6 Tips to Improve Your Business Data
Who has customers has data, and who has data can better meet the needs of the customers. Everyone agrees with the first statement. As for the second, most marketers may agree, but one might conclude that it is true only when companies pay attention to the quality of their data. Unfortunately, it still seems that they are still losing a lot of money (and customers) because of the poor quality of their data. What can you do to maintain or improve your business data quality?
Data quality – garbage in, garbage out
When the data is incorrect, it can impact the entire business process and the relationship with the customer. For example, the e-mails do not arrive, the unsubscriptions are not correctly processed, the invoices are sent to the wrong addresses and the employee of the service department does not know if the person on the phone is already a customer (for a long time). And the number of frustrated clients is increasing, as are the number of claims. The bad data therefore cause a domino effect. They cost money and loyalty. Because the “garbage in” becomes the “garbage out”.
A study proves it
A recent study on data quality found that the incorrect data directly affected earnings in 88% of companies surveyed. A company loses on average 12% of its revenues in marketing expenses, and that also means staff hours wasted. The same study found that only 38% of participating companies use software to monitor data at the time of entry. So there is bread on the board, because who does not have his data in order loses money because:
- missed sales opportunities because sales signals are unclear;
- e-mails sent to bad addresses (high bounce rate);
- printed materials sent to wrong addresses;
- of the shipping costs, because many unnecessary stamps are pasted on invoices or mailings;
- of the call center, because more (dissatisfied) customers are calling or efficiency is decreasing due to bad phone numbers or contact persons;
- of the reputation of the brand, because you send the wrong message to the wrong customer.

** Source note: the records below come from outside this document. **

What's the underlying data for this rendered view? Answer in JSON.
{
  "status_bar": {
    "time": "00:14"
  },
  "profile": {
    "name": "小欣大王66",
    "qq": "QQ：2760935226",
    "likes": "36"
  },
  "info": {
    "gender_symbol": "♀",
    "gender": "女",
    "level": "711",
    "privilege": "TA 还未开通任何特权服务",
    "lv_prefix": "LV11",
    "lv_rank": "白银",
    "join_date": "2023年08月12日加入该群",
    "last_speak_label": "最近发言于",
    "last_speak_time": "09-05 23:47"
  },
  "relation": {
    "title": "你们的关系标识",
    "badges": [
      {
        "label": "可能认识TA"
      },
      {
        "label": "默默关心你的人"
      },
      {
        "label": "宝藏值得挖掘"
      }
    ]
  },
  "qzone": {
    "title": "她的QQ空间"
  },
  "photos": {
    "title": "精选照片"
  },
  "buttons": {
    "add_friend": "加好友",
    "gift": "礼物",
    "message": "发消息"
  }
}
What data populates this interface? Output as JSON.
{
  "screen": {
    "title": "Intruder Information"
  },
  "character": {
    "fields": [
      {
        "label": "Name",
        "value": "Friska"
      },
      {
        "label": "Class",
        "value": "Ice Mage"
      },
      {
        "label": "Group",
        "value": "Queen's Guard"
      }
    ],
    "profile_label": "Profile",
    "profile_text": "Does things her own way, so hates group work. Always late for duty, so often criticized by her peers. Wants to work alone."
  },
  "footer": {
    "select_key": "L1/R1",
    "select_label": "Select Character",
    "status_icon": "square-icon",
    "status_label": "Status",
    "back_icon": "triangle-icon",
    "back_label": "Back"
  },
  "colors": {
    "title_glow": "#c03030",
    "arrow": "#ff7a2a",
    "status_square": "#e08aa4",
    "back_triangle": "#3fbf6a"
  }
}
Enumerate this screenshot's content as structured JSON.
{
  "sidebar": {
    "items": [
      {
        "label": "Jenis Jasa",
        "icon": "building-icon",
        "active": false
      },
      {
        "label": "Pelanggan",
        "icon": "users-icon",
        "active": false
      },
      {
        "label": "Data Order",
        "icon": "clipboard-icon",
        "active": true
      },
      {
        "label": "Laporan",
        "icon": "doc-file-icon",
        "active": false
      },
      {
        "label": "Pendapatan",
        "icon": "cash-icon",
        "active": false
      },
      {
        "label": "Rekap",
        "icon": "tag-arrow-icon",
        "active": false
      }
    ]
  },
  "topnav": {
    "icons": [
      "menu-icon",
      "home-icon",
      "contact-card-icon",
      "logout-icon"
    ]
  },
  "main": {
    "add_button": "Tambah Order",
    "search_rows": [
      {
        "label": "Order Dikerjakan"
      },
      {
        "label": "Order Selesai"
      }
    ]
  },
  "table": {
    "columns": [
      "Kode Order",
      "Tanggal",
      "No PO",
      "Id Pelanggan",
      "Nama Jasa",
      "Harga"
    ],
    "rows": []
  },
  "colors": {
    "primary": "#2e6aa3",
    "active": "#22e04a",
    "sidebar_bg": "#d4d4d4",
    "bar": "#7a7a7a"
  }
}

Factors Affecting Data Quality
The quality of the data depends on internal and external factors. The sensitivity to errors is furthermore a function, in particular, of:
- responsibility (who are the people to monitor the quality of the data?);
- how to enter the data (manual input is more error-sensitive than the automated method);
- the number of different systems (the more databases , the more often the data is duplicated and the more frequent the errors);
- the pace of data change (do customers often move or are new products frequently in the assortment?);
- the control mechanism (are errors quickly identified?);
- the data processes (are there rules for introducing, cleaning and maintaining data? Are master data indicated?).
Tips for improving the quality of your data
To use the data successfully, it is important to prevent duplicates, gaps and errors. What you can do in different ways. The good news is that some of these measures are easy to implement and are therefore quick win, which you will immediately get the fruits.
- Connect your systems to external sources – You can have your data checked by external parties, periodically, but also permanently. Your customer addresses can thus be easily checked and edited, and duplicate data can immediately be duplicated.
- Automate processes and interfaces – When you connect your data systems, you can save your customer data to a central location. When other systems perform updates on the central file, you are certain that introductory errors are avoided and that everyone works with the same data.
- Integrate controls – Configure automatic reports and e-mails, with which an employee can check at fixed intervals whether the data has been entered. Give the person the authority to correct the mistakes of colleagues and to inform them.
- Improve your business process management and simplify data entry – For example, ask users to follow a logical step-by-step plan for importing the data, and make sure the application to the couple’s background and saves the data itself the right way.
- Work with required fields – Ensure that users cannot go further in the registration process when critical data is not, or not correctly, completed. Block the possibility of recording errors, for example, by programming telephone numbers as (00) 123 45 67, which are not accepted.
- Give incentives – Everyone does not like to enter data. Vendors are, for example, reputed to have difficulties in correctly recording the data. They want to be on the road, and not sitting in front of a computer. Yet, the seller can accurately collect valuable data during his contacts with the customer. By combining incentives or bonuses with the quality of your data, you can encourage your employees to take the time (correctly) to input the data.
Data quality and data governance
Data quality and data governance are similar, and sometimes confused. Data governance concerns the quality of data, but it goes further: it also covers other aspects such as compliance, risks and privacy. You can apply lessons learned from your data quality programs to your entire data governance, which will reduce the risk and time it takes to implement data governance.